We teachers hated that. Every one of us did! It didn’t matter. Test scores went up. And the superintendent could brag on TV about how great the district was doing.
It was all a sham, of course.
I think our young people were failing even before the lockdown. We’ve got kids getting into University now who never would have done a few decades ago.
Lockdown just contributed more degradation to the long, general downgrading of educational standards that we’ve seen over decades.
so if your kid’s stupid, move to NY...
Good for them.
“That’s too bad. I believe my NYS education was top notch — but I graduated over 50 years ago.”
Well, when you had a math class, you learned math. A sample of directly out of one of the woke ‘math’ books banned in FL was posted a few weeks ago. The students were asked who Maya Angelou is, where Maya Anelou was born, etc. It may have been appropriate for an English class, or a social studies class, but it had nothing to do with math.
They had the common sense to remove the book from the schools in FL. I have no doubt they’re using it, or books like it in NY math classes. Then, when the kids have to take an Achievement Test and answer math questions, they have no clue. Why would they? They’ve been learning about Maya Angelou instead of long division.

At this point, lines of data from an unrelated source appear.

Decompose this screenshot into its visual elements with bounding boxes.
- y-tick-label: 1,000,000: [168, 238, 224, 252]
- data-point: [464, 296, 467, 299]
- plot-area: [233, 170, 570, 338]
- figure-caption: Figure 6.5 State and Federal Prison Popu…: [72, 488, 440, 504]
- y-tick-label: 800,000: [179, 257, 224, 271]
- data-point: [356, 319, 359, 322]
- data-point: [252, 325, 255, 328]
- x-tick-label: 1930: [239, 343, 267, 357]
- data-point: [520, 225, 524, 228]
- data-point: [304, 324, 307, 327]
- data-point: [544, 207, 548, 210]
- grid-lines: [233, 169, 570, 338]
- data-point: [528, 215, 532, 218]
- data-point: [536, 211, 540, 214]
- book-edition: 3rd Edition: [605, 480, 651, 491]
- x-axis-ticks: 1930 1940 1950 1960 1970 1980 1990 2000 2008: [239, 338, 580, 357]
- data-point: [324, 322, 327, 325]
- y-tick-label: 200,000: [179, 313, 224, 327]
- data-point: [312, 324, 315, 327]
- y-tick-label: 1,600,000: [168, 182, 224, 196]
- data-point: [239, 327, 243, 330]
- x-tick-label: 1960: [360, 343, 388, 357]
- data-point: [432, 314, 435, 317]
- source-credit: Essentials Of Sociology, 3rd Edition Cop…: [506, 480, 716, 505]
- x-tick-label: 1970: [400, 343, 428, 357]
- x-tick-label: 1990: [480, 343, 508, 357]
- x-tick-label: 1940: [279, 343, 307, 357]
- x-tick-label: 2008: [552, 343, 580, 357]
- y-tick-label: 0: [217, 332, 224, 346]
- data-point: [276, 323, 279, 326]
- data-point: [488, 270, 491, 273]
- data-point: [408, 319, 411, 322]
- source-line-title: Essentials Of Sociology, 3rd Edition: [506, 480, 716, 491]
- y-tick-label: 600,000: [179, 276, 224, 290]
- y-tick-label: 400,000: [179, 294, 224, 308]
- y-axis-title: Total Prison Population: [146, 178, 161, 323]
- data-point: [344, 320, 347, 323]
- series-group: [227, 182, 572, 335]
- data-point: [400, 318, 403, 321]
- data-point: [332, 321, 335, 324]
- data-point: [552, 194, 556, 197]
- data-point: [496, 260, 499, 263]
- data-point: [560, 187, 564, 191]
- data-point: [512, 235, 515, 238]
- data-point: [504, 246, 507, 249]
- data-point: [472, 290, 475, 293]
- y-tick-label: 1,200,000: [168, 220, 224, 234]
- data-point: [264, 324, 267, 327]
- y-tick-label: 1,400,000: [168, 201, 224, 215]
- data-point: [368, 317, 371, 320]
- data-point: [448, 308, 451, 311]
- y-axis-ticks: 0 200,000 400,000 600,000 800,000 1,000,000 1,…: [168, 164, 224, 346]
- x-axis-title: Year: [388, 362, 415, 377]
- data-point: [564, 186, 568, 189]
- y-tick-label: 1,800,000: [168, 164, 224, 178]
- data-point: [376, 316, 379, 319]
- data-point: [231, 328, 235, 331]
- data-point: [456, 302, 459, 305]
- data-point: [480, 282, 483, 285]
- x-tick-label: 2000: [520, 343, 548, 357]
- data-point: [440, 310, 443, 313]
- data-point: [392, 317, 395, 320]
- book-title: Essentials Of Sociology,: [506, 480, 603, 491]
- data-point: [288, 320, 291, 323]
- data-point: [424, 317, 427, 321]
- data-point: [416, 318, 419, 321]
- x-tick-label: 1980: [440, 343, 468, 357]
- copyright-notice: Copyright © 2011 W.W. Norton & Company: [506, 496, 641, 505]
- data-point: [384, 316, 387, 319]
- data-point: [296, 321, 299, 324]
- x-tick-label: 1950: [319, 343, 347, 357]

Just give ‘em all 100%. That’s equity, right?
You had New York State Regents exams years ago. A Regents diploma was even better than a NY State diploma. Not as good as a NY State former highway department worker who got free rides on the Tappan Zee Bridge and free rides on the Thruway.
Current members:
Lester W. Young, Jr.
Chancellor
Member at Large
Dr. Young received his Doctoral Degree in Education (Ed.D.) from Fordham University, specializing in Urban Education and Human Development; and the Master of Science Degree (M.S.) from Brooklyn College. (Surprise!)
Josephine Victoria Finn
Vice Chancellor
3rd Judicial District
Vice Chancellor Finn graduated from the State University of New York at Oneonta receiving a B.A. in Psychology and Black Studies and from the University of Buffalo Law School where she received a J.D. She has been admitted to the practice of law for 35 years and is trained in mediation.